On 29 April 1915, whilst off Kara Burma Point, AE2 made rendezvous with HM Submarine E14, the second submarine to make the passage through the straits. The two submarine commanders arranged to meet again the next day. AE2 accordingly positioned for the rendezvous at 10am on 30 April 1915, but on arrival she was forced to dive to avoid an enemy torpedo boat. Shortly afterwards AE2 suddenly lost trim, broke surface, exposing her bow and came under fire of the torpedo boat and another enemy vessel. Lieutenant-Commander Stoker flooded the forward tanks and AE2 dived steeply. Attempts to check the dive, however, caused AE2 to break surface again, this time exposing her stern. The Turkish torpedo boat SULTAN HISSAR opened fire and AE2 was holed in the engine room. With his submarine in an incapacitated state and having no other option, Stoker blew main ballast, ordered all hands on deck and proceeded to scuttle the submarine. AE2 sank in some 72 meters off Kara Burma Point and the wreck was conclusively identified in October 1998.
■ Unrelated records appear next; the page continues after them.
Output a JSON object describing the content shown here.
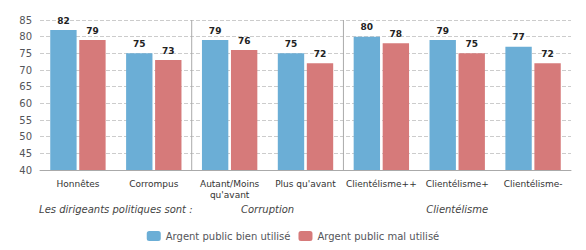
{
  "chart_data": {
    "type": "bar",
    "categories": [
      "Honnêtes",
      "Corrompus",
      "Autant/Moins\nqu'avant",
      "Plus qu'avant",
      "Clientélisme++",
      "Clientélisme+",
      "Clientélisme-"
    ],
    "series": [
      {
        "name": "Argent public bien utilisé",
        "color": "#6baed6",
        "values": [
          82,
          75,
          79,
          75,
          80,
          79,
          77
        ]
      },
      {
        "name": "Argent public mal utilisé",
        "color": "#d67a7a",
        "values": [
          79,
          73,
          76,
          72,
          78,
          75,
          72
        ]
      }
    ],
    "annotations": [
      {
        "text": "Les dirigeants politiques sont :",
        "categories": [
          "Honnêtes",
          "Corrompus"
        ]
      },
      {
        "text": "Corruption",
        "categories": [
          "Autant/Moins\nqu'avant",
          "Plus qu'avant"
        ]
      },
      {
        "text": "Clientélisme",
        "categories": [
          "Clientélisme++",
          "Clientélisme+",
          "Clientélisme-"
        ]
      }
    ],
    "ylim": [
      40,
      85
    ],
    "yticks": [
      40,
      45,
      50,
      55,
      60,
      65,
      70,
      75,
      80,
      85
    ],
    "grid": true,
    "data_labels": true,
    "legend": "bottom"
  }
}
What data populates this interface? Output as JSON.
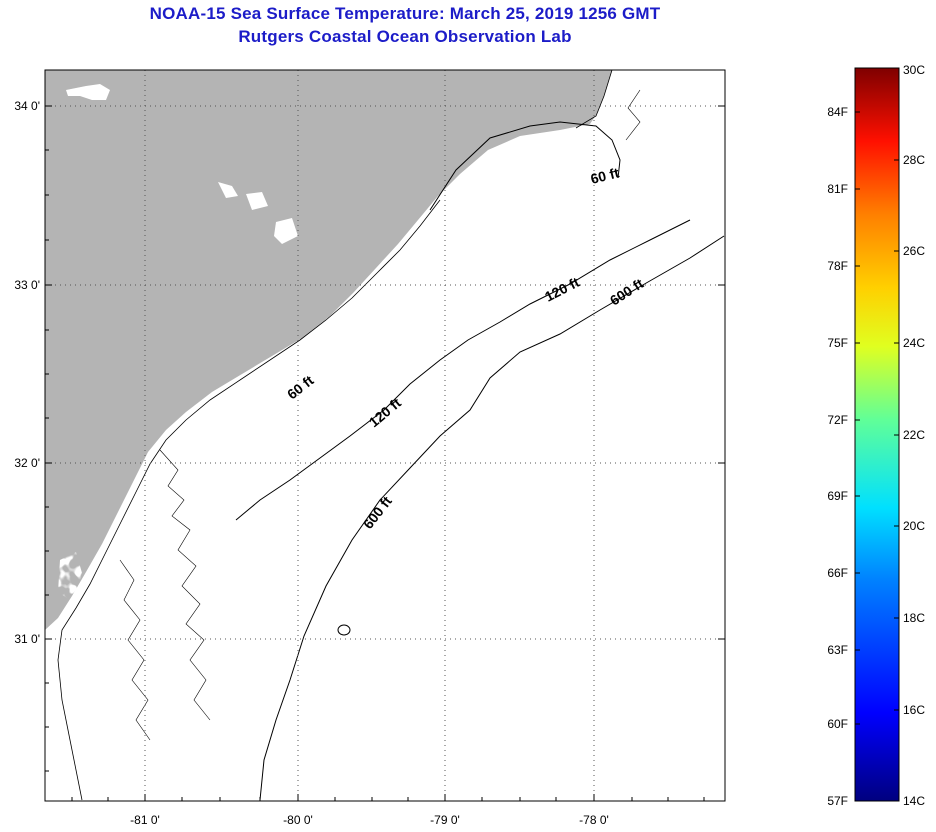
{
  "title": {
    "line1": "NOAA-15 Sea Surface Temperature:  March 25, 2019 1256 GMT",
    "line2": "Rutgers Coastal Ocean Observation Lab"
  },
  "map": {
    "lat_labels": [
      "34 0'",
      "33 0'",
      "32 0'",
      "31 0'"
    ],
    "lon_labels": [
      "-81 0'",
      "-80 0'",
      "-79 0'",
      "-78 0'"
    ],
    "contours": [
      "60 ft",
      "120 ft",
      "600 ft",
      "60 ft",
      "120 ft",
      "600 ft"
    ],
    "colors": {
      "land": "#b4b4b4",
      "nodata": "#ffffff"
    }
  },
  "colorbar": {
    "fahrenheit": [
      "84F",
      "81F",
      "78F",
      "75F",
      "72F",
      "69F",
      "66F",
      "63F",
      "60F",
      "57F"
    ],
    "celsius": [
      "30C",
      "28C",
      "26C",
      "24C",
      "22C",
      "20C",
      "18C",
      "16C",
      "14C"
    ]
  }
}
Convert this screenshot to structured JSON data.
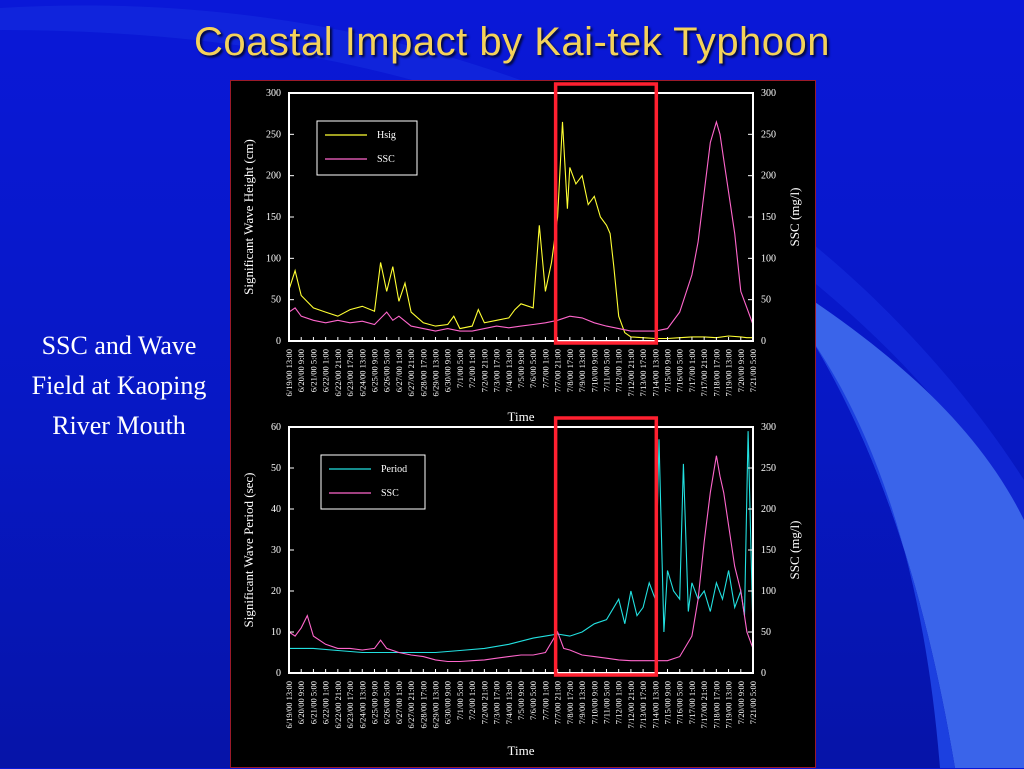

All hands were picked up by the torpedo boat and they spent the remainder of the war in a Turkish prison camp. One officer and three sailors died in captivity whilst Lieutenant Commander Stoker and the remainder were set free after the war.
AE2 was the second submarine in RAN, and the first British built submarine to make the passage through the Dardenelles into the Sea of Marmara. Two previous attempts to break through into the Sea of Marmara had failed. She was the RAN’s first loss by enemy action and the second and final loss of World War 1.
Up to the time of her loss, AE2 had logged some 35,000 nautical miles, mostly under war conditions. Her pennant number was 81. With the loss, the Australian submarine service ceased to exist for the next four years.